By SCOTT PURKS, Times Staff Writer
© St. Petersburg Times
published June 23, 2002
The last time Bryce Wegerle's name appeared in the Times was in May 2001 in a listing of Gaither graduates.
It almost doesn't seem real. Barely more than a year ago, he was leading Gaither to a state final before losing 1-0 to Orange Park on penalty kicks.
A few weeks later, he was named the Times All-Suncoast Player of the Year after scoring a school-record 24 goals, including five in seven playoff games.
Then he signed a scholarship to James Madison, and then ...
"And then I decided to take an offer to pursue my dream of playing professional soccer," he said. "And that offer happened to be in Italy (in the Seriea League, which some argue is the best in the world)."
He was signed by Italian recruiters who just happened to be in Florida when Wegerle played in a club game. They saw him play, and just like that, they wanted to make a deal.
The signing was something few Americans, especially one fresh out of high school, have ever done.
Undaunted, Wegerle went to Udine, Italy, to play for Udinese's reserve team, which is roughly the equivalent of playing for the Yankees Triple A team and getting called up to the big leagues for a cup of coffee every now and then.
"And that," Wegerle's former Black Watch club coach Kelvin Jones said, "is truly remarkable.
"For people who don't follow soccer it might be difficult to appreciate, but making the jump to that level speaks volumes about his talent, which we've always said is off the charts.
"If he wants to keep working at it, he'll probably do just what he wants to do, which is play professional soccer for a living for a long, long time."
His dad, Steve Wegerle, played for the Tampa Bay Rowdies, and his uncle, Roy Wegerle, played for several professional teams and in the 1998 World Cup for the United States.
"He has some of the best soccer advisers anyone would want to have," Jones said. "Hopefully he will listen to what they have to say."
It appears Wegerle has done that along with some soul searching on his own. When he first got to Italy, he admitted it wasn't all peaches and cream.
"It was hard, real hard," he said from California where he was training with the U.S. under-20 national team. "I had this image of how great and fun all of it would be, and well, I learned this is a serious job.
"A job that you have to work very, very hard at. It's very competitive among the players, who are all trying to make the team. Most of it isn't glamorous at all. ...
"So for a little while there, I got real nostalgic and wanted to go home. I missed my friends.
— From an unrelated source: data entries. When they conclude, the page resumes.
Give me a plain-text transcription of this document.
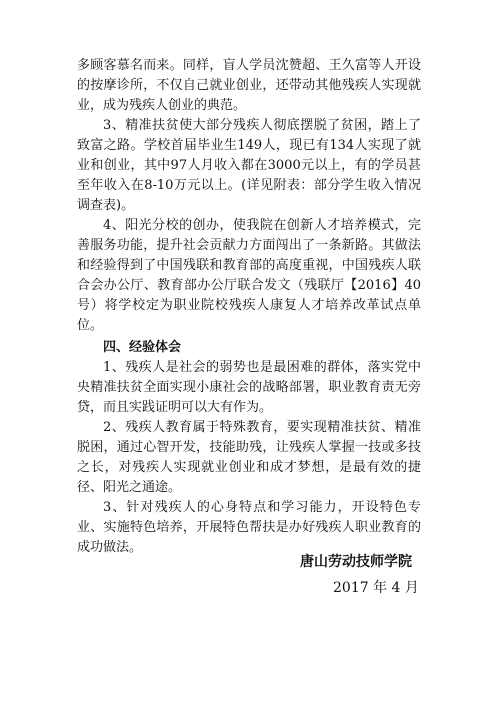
多顾客慕名而来。同样，盲人学员沈赞超、王久富等人开设的按摩诊所，不仅自己就业创业，还带动其他残疾人实现就业，成为残疾人创业的典范。

3、精准扶贫使大部分残疾人彻底摆脱了贫困，踏上了致富之路。学校首届毕业生149人，现已有134人实现了就业和创业，其中97人月收入都在3000元以上，有的学员甚至年收入在8-10万元以上。(详见附表：部分学生收入情况调查表)。

4、阳光分校的创办，使我院在创新人才培养模式，完善服务功能，提升社会贡献力方面闯出了一条新路。其做法和经验得到了中国残联和教育部的高度重视，中国残疾人联合会办公厅、教育部办公厅联合发文（残联厅【2016】40号）将学校定为职业院校残疾人康复人才培养改革试点单位。

四、经验体会

1、残疾人是社会的弱势也是最困难的群体，落实党中央精准扶贫全面实现小康社会的战略部署，职业教育责无旁贷，而且实践证明可以大有作为。

2、残疾人教育属于特殊教育，要实现精准扶贫、精准脱困，通过心智开发，技能助残，让残疾人掌握一技或多技之长，对残疾人实现就业创业和成才梦想，是最有效的捷径、阳光之通途。

3、针对残疾人的心身特点和学习能力，开设特色专业、实施特色培养，开展特色帮扶是办好残疾人职业教育的成功做法。

唐山劳动技师学院
2017 年 4 月
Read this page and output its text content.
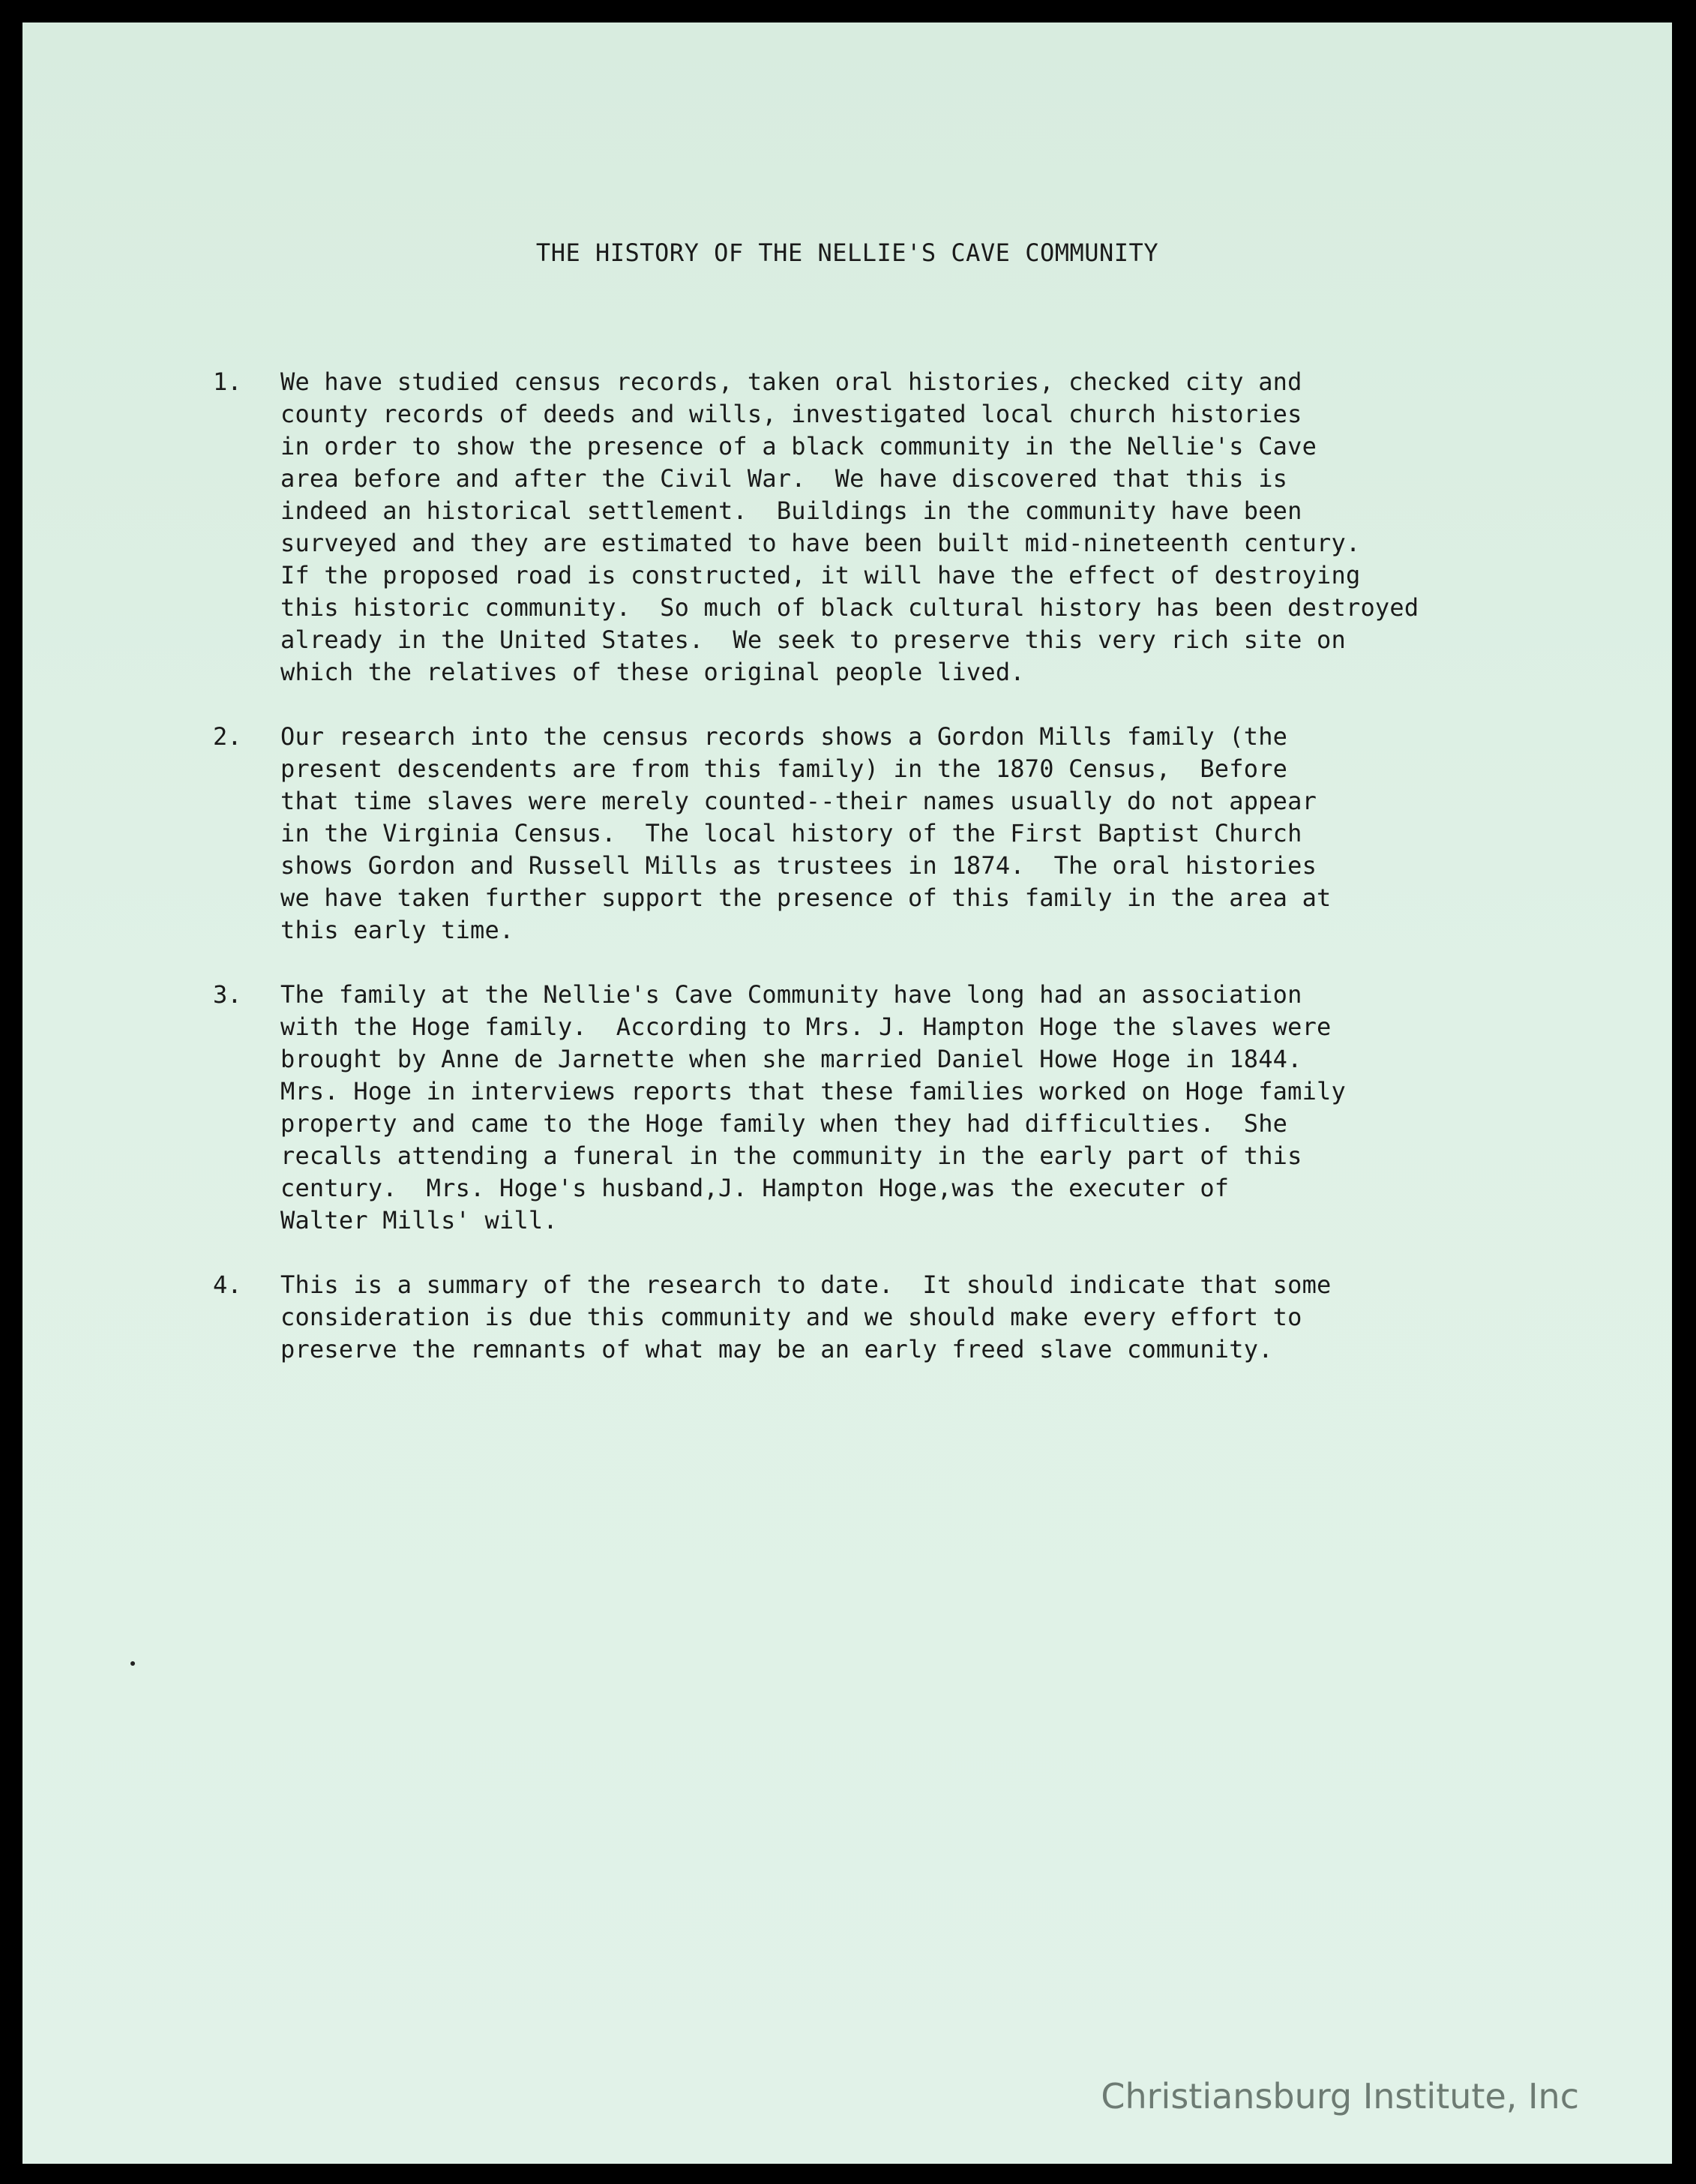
THE HISTORY OF THE NELLIE'S CAVE COMMUNITY
1. We have studied census records, taken oral histories, checked city and
county records of deeds and wills, investigated local church histories
in order to show the presence of a black community in the Nellie's Cave
area before and after the Civil War.  We have discovered that this is
indeed an historical settlement.  Buildings in the community have been
surveyed and they are estimated to have been built mid-nineteenth century.
If the proposed road is constructed, it will have the effect of destroying
this historic community.  So much of black cultural history has been destroyed
already in the United States.  We seek to preserve this very rich site on
which the relatives of these original people lived.
2. Our research into the census records shows a Gordon Mills family (the
present descendents are from this family) in the 1870 Census,  Before
that time slaves were merely counted--their names usually do not appear
in the Virginia Census.  The local history of the First Baptist Church
shows Gordon and Russell Mills as trustees in 1874.  The oral histories
we have taken further support the presence of this family in the area at
this early time.
3. The family at the Nellie's Cave Community have long had an association
with the Hoge family.  According to Mrs. J. Hampton Hoge the slaves were
brought by Anne de Jarnette when she married Daniel Howe Hoge in 1844.
Mrs. Hoge in interviews reports that these families worked on Hoge family
property and came to the Hoge family when they had difficulties.  She
recalls attending a funeral in the community in the early part of this
century.  Mrs. Hoge's husband,J. Hampton Hoge,was the executer of
Walter Mills' will.
4. This is a summary of the research to date.  It should indicate that some
consideration is due this community and we should make every effort to
preserve the remnants of what may be an early freed slave community.
Christiansburg Institute, Inc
"I didn't want to train. I made excuses and said I was hurt. I really just had a bad attitude.
"But then one day I said, "What are you doing?' And I sat myself down and said, "This is what you said you wanted to do. You said you wanted to be a professional soccer player. So you're going to have to start acting like a professional."'
And he did.
During the past four months, he has "Turned it around," scoring 12 goals in 11 games, a feat the team's president noticed. Now, about a month before he's scheduled to return to Italy, it appears Wegerle is on the verge of signing a four- to five-year contract to play with the Udinese "A" team.
"I realized you can't have a bad attitude one week and a good one the next," Wegerle said. "You can't do that in your job. And this is my job."
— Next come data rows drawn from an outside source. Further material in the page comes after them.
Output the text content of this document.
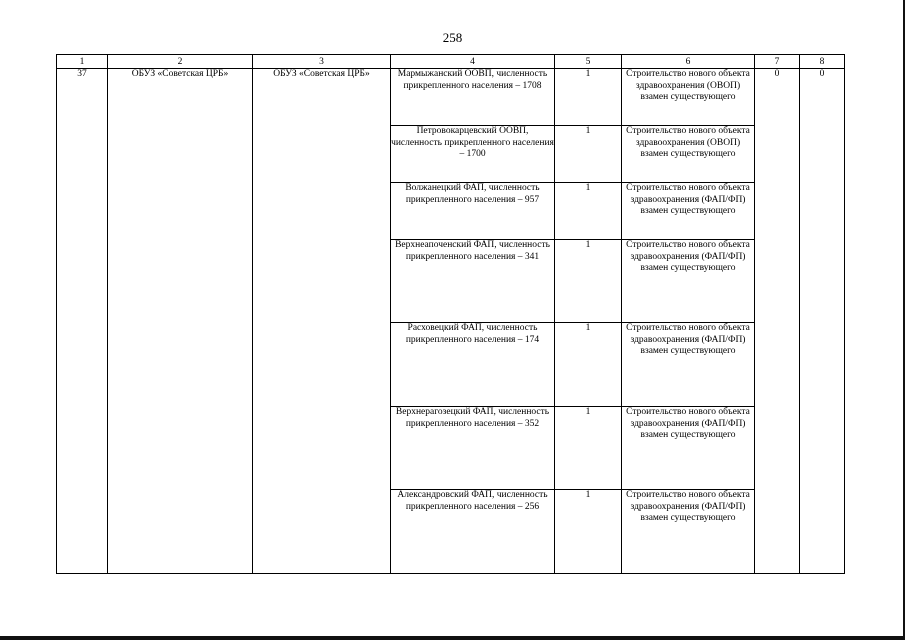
258
1	2	3	4	5	6	7	8
37	ОБУЗ «Советская ЦРБ»	ОБУЗ «Советская ЦРБ»	Мармыжанский ООВП, численность прикрепленного населения – 1708	1	Строительство нового объекта здравоохранения (ОВОП) взамен существующего	0	0
			Петровокарцевский ООВП, численность прикрепленного населения – 1700	1	Строительство нового объекта здравоохранения (ОВОП) взамен существующего		
			Волжанецкий ФАП, численность прикрепленного населения – 957	1	Строительство нового объекта здравоохранения (ФАП/ФП) взамен существующего		
			Верхнеапоченский ФАП, численность прикрепленного населения – 341	1	Строительство нового объекта здравоохранения (ФАП/ФП) взамен существующего		
			Расховецкий ФАП, численность прикрепленного населения – 174	1	Строительство нового объекта здравоохранения (ФАП/ФП) взамен существующего		
			Верхнерагозецкий ФАП, численность прикрепленного населения – 352	1	Строительство нового объекта здравоохранения (ФАП/ФП) взамен существующего		
			Александровский ФАП, численность прикрепленного населения – 256	1	Строительство нового объекта здравоохранения (ФАП/ФП) взамен существующего		
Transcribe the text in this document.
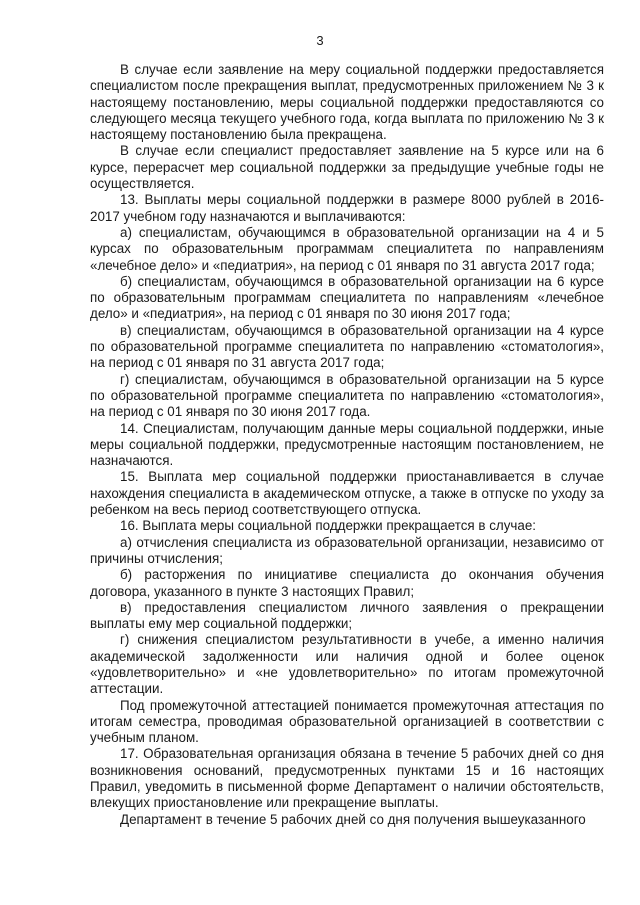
3

В случае если заявление на меру социальной поддержки предоставляется специалистом после прекращения выплат, предусмотренных приложением № 3 к настоящему постановлению, меры социальной поддержки предоставляются со следующего месяца текущего учебного года, когда выплата по приложению № 3 к настоящему постановлению была прекращена.

В случае если специалист предоставляет заявление на 5 курсе или на 6 курсе, перерасчет мер социальной поддержки за предыдущие учебные годы не осуществляется.

13. Выплаты меры социальной поддержки в размере 8000 рублей в 2016-2017 учебном году назначаются и выплачиваются:

а) специалистам, обучающимся в образовательной организации на 4 и 5 курсах по образовательным программам специалитета по направлениям «лечебное дело» и «педиатрия», на период с 01 января по 31 августа 2017 года;

б) специалистам, обучающимся в образовательной организации на 6 курсе по образовательным программам специалитета по направлениям «лечебное дело» и «педиатрия», на период с 01 января по 30 июня 2017 года;

в) специалистам, обучающимся в образовательной организации на 4 курсе по образовательной программе специалитета по направлению «стоматология», на период с 01 января по 31 августа 2017 года;

г) специалистам, обучающимся в образовательной организации на 5 курсе по образовательной программе специалитета по направлению «стоматология», на период с 01 января по 30 июня 2017 года.

14. Специалистам, получающим данные меры социальной поддержки, иные меры социальной поддержки, предусмотренные настоящим постановлением, не назначаются.

15. Выплата мер социальной поддержки приостанавливается в случае нахождения специалиста в академическом отпуске, а также в отпуске по уходу за ребенком на весь период соответствующего отпуска.

16. Выплата меры социальной поддержки прекращается в случае:

а) отчисления специалиста из образовательной организации, независимо от причины отчисления;

б) расторжения по инициативе специалиста до окончания обучения договора, указанного в пункте 3 настоящих Правил;

в) предоставления специалистом личного заявления о прекращении выплаты ему мер социальной поддержки;

г) снижения специалистом результативности в учебе, а именно наличия академической задолженности или наличия одной и более оценок «удовлетворительно» и «не удовлетворительно» по итогам промежуточной аттестации.

Под промежуточной аттестацией понимается промежуточная аттестация по итогам семестра, проводимая образовательной организацией в соответствии с учебным планом.

17. Образовательная организация обязана в течение 5 рабочих дней со дня возникновения оснований, предусмотренных пунктами 15 и 16 настоящих Правил, уведомить в письменной форме Департамент о наличии обстоятельств, влекущих приостановление или прекращение выплаты.

Департамент в течение 5 рабочих дней со дня получения вышеуказанного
Besides the social and heavy training adjustments, he said the style of play is different. "Very sophisticated, very tactical.
"You kind of don't understand it at first but after a while you see how it helps. It's very, very different from what we did in Florida."
And finally, they have switched his position, from midfielder (the team's quarterback) to an "attacante," an attacking forward.
"I don't like it one bit, I'm a midfielder," Wegerle said. "But they see me as a big (185 pounds), tall (6 feet 2), fast forward who can score a lot of goals.
"I tried to discuss it with the coach in Italian, but I don't think I got my point across.
"Every team is looking for someone who can score goals, and that's the way they see me. But I see myself as a midfielder, a guy who handles the ball more. I still don't like it one bit.
"But I guess you have to do what you have to do."